Archie provides a mechanism for validating and obtaining information about an access token. If the OAuth 2.0 authorization framework is used for single sign on only by a public client it is important to validate the token to ensure that the request to the redirect URI is genuine. 

To validate a token, make a GET or POST request to the token information endpoint (see above) with the following query parameters included:

access_token (required): The token to be validated. This can also be provided in the Authorization header in the form: Bearer [access token] 

include_permissions (optional):  Value can be "true" or "false" (default). Specifies whether the response should include information about the end user's Archie permissions within the scope of the access token.

detailed (optional):  Value can be "true" or "false" (default). Specifies whether the response should include the following information in the response: user_id, name (combined), first_name, last_name and email.

The response is a JSON object (MIME type "application/json") like this:

{
"user_name": "testuser",
"scope": "document",
"expires_in": "2410",
"client_id": "my_account",
"person_id": "11143"
}

Use person_id as a user's stable ID

Note that the user_name for a given user may change over time, e.g. if the user's email changes, and if the user account is closed it may be reused later by another account. If you need an immutable identifier that will not be reused, person_id is recommended.
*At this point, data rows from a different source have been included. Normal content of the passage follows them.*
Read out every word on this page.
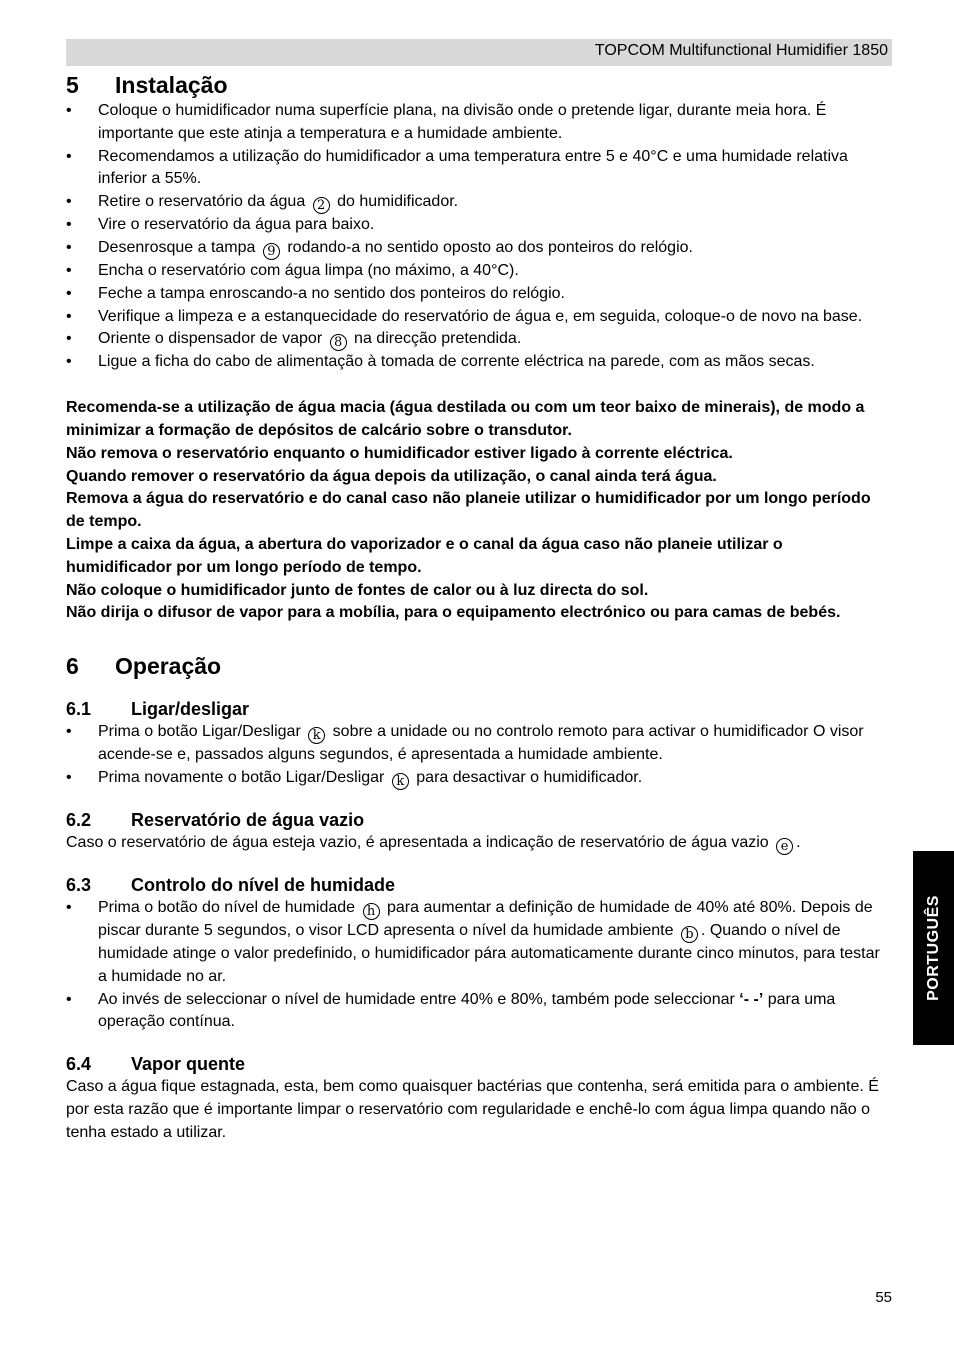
TOPCOM Multifunctional Humidifier 1850
5	Instalação
• Coloque o humidificador numa superfície plana, na divisão onde o pretende ligar, durante meia hora. É importante que este atinja a temperatura e a humidade ambiente.
• Recomendamos a utilização do humidificador a uma temperatura entre 5 e 40°C e uma humidade relativa inferior a 55%.
• Retire o reservatório da água 2 do humidificador.
• Vire o reservatório da água para baixo.
• Desenrosque a tampa 9 rodando-a no sentido oposto ao dos ponteiros do relógio.
• Encha o reservatório com água limpa (no máximo, a 40°C).
• Feche a tampa enroscando-a no sentido dos ponteiros do relógio.
• Verifique a limpeza e a estanquecidade do reservatório de água e, em seguida, coloque-o de novo na base.
• Oriente o dispensador de vapor 8 na direcção pretendida.
• Ligue a ficha do cabo de alimentação à tomada de corrente eléctrica na parede, com as mãos secas.

Recomenda-se a utilização de água macia (água destilada ou com um teor baixo de minerais), de modo a minimizar a formação de depósitos de calcário sobre o transdutor.

Não remova o reservatório enquanto o humidificador estiver ligado à corrente eléctrica.

Quando remover o reservatório da água depois da utilização, o canal ainda terá água.

Remova a água do reservatório e do canal caso não planeie utilizar o humidificador por um longo período de tempo.

Limpe a caixa da água, a abertura do vaporizador e o canal da água caso não planeie utilizar o humidificador por um longo período de tempo.

Não coloque o humidificador junto de fontes de calor ou à luz directa do sol.

Não dirija o difusor de vapor para a mobília, para o equipamento electrónico ou para camas de bebés.

6	Operação
6.1	Ligar/desligar
• Prima o botão Ligar/Desligar k sobre a unidade ou no controlo remoto para activar o humidificador O visor acende-se e, passados alguns segundos, é apresentada a humidade ambiente.
• Prima novamente o botão Ligar/Desligar k para desactivar o humidificador.
6.2	Reservatório de água vazio

Caso o reservatório de água esteja vazio, é apresentada a indicação de reservatório de água vazio e .

6.3	Controlo do nível de humidade
• Prima o botão do nível de humidade h para aumentar a definição de humidade de 40% até 80%. Depois de piscar durante 5 segundos, o visor LCD apresenta o nível da humidade ambiente b . Quando o nível de humidade atinge o valor predefinido, o humidificador pára automaticamente durante cinco minutos, para testar a humidade no ar.
• Ao invés de seleccionar o nível de humidade entre 40% e 80%, também pode seleccionar ‘- -’ para uma operação contínua.
6.4	Vapor quente

Caso a água fique estagnada, esta, bem como quaisquer bactérias que contenha, será emitida para o ambiente. É por esta razão que é importante limpar o reservatório com regularidade e enchê-lo com água limpa quando não o tenha estado a utilizar.

PORTUGUÊS
55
Or, with both detailed=true and include_permissions=true:

{
    "user_name": "testuser",
"scope": "person",
"expires_in": "3192",
"client_id": "my_account",
"person_id": "11143",
"user_id": "08573771072139469457090803092242",
"name": "Test User",
"first_name": "Test",
"last_name": "User",
"email": "test-user@cochrane.org",
"permissions": [
{
"resource": "person",
"entity": "D37BDF5182E26AA2013C72096D0CE6B1",
"grants": ["view", "view_private", "write"]
        }
]
}


In case of an error condition the response will follow the same structure as for the token endpoint (see above).